Мы чувствовали эти взгляды на себе – на лекциях, в столовой, на улицах. Взгляды, которые видели нас, но стремились нас объективировать, свести к категории, к ярлыку: «красивая пара», «умники», «слишком независимые». Шепот за спиной. Не всегда злобный, иногда просто удивленный или восхищенный, но всегда ощутимый, словно легкое, неприятное прикосновение, пытающееся превратить наше подлинное, живое существование в объект для другого. Наша красота – не только физическая, а красота нашей подлинности, наш ум, наша независимость, наше очевидное, нескрываемое счастье – все это было вызовом серости, вызовом неискренности тех, кто предпочел не жить подлинно, а казаться, раствориться в коллективном безличии.
Наша любовь горела ярко, освещая все вокруг, словно факел в сумерках эпохи. Мы верили, что наша связь unbreakable, что никакие внешние силы, никакие взгляды другого, никакие попытки объективации не смогут разрушить то, что мы построили – наше совместное созидание.

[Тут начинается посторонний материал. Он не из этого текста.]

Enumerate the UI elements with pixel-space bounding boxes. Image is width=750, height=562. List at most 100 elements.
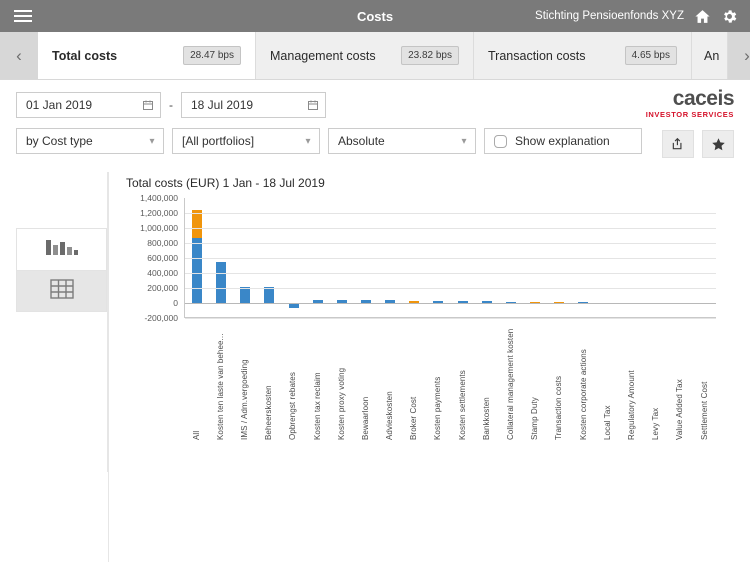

В тот сентябрь 1978 года, под золотыми кронами деревьев, в воздухе, пахнущем свободой и увяданием, мы были уверены: мы – это навсегда. Наше сосуществование казалось непоколебимым перед лицом ничто.
– Навсегда? – прошептала Анна, прижимаясь ко мне, словно проверяя реальность моего присутствия, моего бытия рядом с ней, пытаясь преодолеть ничто, разделяющее нас.
– Навсегда, Ань. Навсегда твой, – ответил я, и это было обещание, утверждение бытия, моего становления в отношении нее, моего стремления преодолеть ничто. Я не знал еще, какую тяжесть обретут эти слова спустя годы, когда сентябрь 1978 останется лишь выцветшей надписью на старом письме, когда фактичность мира – его законы, его случайности, его жестокость – восторжествует над нашей волей, над нашим общим становлением, когда взгляд другого окажется сильнее нашей попытки быть-вместе. Но тогда, в той осени, мы были лишь обещанием счастья, обещанием бытия, обещанием преодолеть ничто. Обещанием, которое нам предстояло защищать от мира, от взгляда другого, и, возможно, от самих себя, от той неустранимой бездны, что таилась в глубине каждого «я», каждого субъекта. И этот взгляд – не взгляд, а целое атмосферное явление, пронизанное чужой волей, как воздух перед грозой пронизан электричеством. Он не скользил – он оседал на нас в полутемных коридорах университета, прилипал к стенам аудиторий, просачивался сквозь толщу библиотечных фолиантов, словно холодный, влажный туман, вползающий под одежду, заставляя ежиться не столько от холода, сколько от ощущения незримого вторжения. Это не было любопытство в чистом виде, это была скорее попытка препарирования, стремление разложить наше бытие на составные части, на набор характеристик, которые можно взвесить, оценить по шкале «нормальности» и, в случае отклонения, подвергнуть «коррекции». Мир, вылепленный по образу и подобию механизма, где каждый человек – либо послушный винтик, либо, в лучшем случае, предсказуемый кирпич в стене общественного здания, не мог вместить в себя парадокс двух людей, осмелившихся быть целыми, самодостаточными вселенными, свободно вращающимися по своим, лишь им ведомым орбитам. И эта непонятность, эта неспособность втиснуть нас в привычные категории, порождала тревогу, физиологическое отторжение, инстинктивное желание вернуть нас в удобную, плоскую, предсказуемую реальность.